The National Ignition Facility - A New Age in Science

by Prof. Eduard Moses (National Institute of Fusion (NIF))

Thursday 8 Feb 2007, 15:15 → 16:15 Europe/Stockholm

Oskar Klein Auditorium

The National Ignition Facility (NIF) is presently under construction at the Lawrence Livermore National Laboratory (LLNL) in Livermore, California. NIF is a 192-beam Nd-glass laser system for studying inertial confinement fusion (ICF) and the physics at extreme temperatures (108 K), extreme pressures (10 GBar) and high energy densities (>100g/cm3). When completed in 2009, NIF will be able to produce 1.8 MJ, 500 TW of ultraviolet light for target experiments. This is approximately 100 times as energetic as present laboratory capabilities. The Project is approximately 90% complete with the first 48 beams operational in the main laser bay. These 48 beams have produced 1 Megajoule of 1.05-µm light, making it already the most energetic pulsed infrared laser in the world by an order of magnitude. NIF has also demonstrated that it can meet all of its functional requirements and primary criteria in single-beam experiments.

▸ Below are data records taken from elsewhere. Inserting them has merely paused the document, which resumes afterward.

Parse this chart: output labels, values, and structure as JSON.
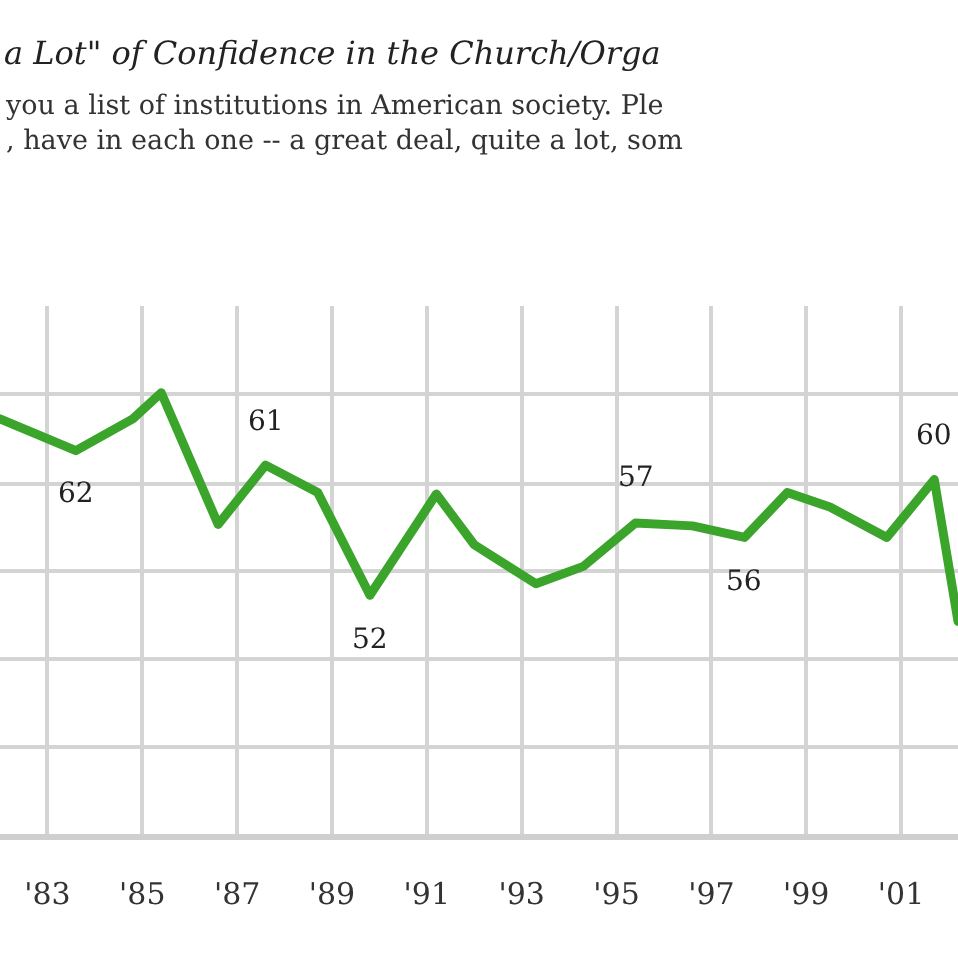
{
  "chart_data": {
    "type": "line",
    "title": "a Lot\" of Confidence in the Church/Orga",
    "subtitle": "you a list of institutions in American society. Ple\n, have in each one -- a great deal, quite a lot, som",
    "x": [
      1982.0,
      1983.6,
      1984.8,
      1985.4,
      1986.6,
      1987.6,
      1988.7,
      1989.8,
      1991.2,
      1992.0,
      1993.3,
      1994.3,
      1995.4,
      1996.6,
      1997.7,
      1998.6,
      1999.5,
      2000.7,
      2001.7,
      2002.2
    ],
    "series": [
      {
        "color": "#3aa52a",
        "values": [
          64.2,
          62,
          64.2,
          66,
          56.9,
          61,
          59.1,
          52,
          59,
          55.5,
          52.8,
          54,
          57,
          56.8,
          56,
          59.1,
          58.1,
          56,
          60,
          50.2
        ],
        "value_labels": [
          null,
          "62",
          null,
          null,
          null,
          "61",
          null,
          "52",
          null,
          null,
          null,
          null,
          "57",
          null,
          "56",
          null,
          null,
          null,
          "60",
          null
        ]
      }
    ],
    "xlim": [
      1982.0,
      2002.2
    ],
    "xticks": [
      {
        "value": 1983,
        "label": "'83"
      },
      {
        "value": 1985,
        "label": "'85"
      },
      {
        "value": 1987,
        "label": "'87"
      },
      {
        "value": 1989,
        "label": "'89"
      },
      {
        "value": 1991,
        "label": "'91"
      },
      {
        "value": 1993,
        "label": "'93"
      },
      {
        "value": 1995,
        "label": "'95"
      },
      {
        "value": 1997,
        "label": "'97"
      },
      {
        "value": 1999,
        "label": "'99"
      },
      {
        "value": 2001,
        "label": "'01"
      }
    ],
    "ylim": [
      35.5,
      72
    ],
    "yticks": [
      {
        "value": 41.5,
        "label": null
      },
      {
        "value": 47.6,
        "label": null
      },
      {
        "value": 53.7,
        "label": null
      },
      {
        "value": 59.7,
        "label": null
      },
      {
        "value": 65.9,
        "label": null
      }
    ],
    "tick_labels": "x",
    "grid": true,
    "marker": "none",
    "line_style": "solid"
  }
}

The requirements for performance of the NIF laser are extremely demanding for reaching the goals of ICF. The ICF mission of NIF is to produce fusion ignition of thermonuclear fuel in the laboratory. Fusion is the process for heating the sun and is of long-term interest as a clean, reliable power source on earth. The approach on NIF for ignition is to use the lasers to compress and heat the deuterium-tritium (DT) fuel in millimeter-size capsules. Beyond the ignition mission, NIF will establish a unique capability to understand high energy physics issues relevant to fusion energy and basic science, including topics such as element formation in stars, planetary system formation, astrophysics and many others.

This talk will summarize progress on building the NIF laser - the world's largest and most complex optical system - the campaign to achieve ignition in 2010, and the transition of NIF to the premier facility for exploring extreme conditions of high energy density physics.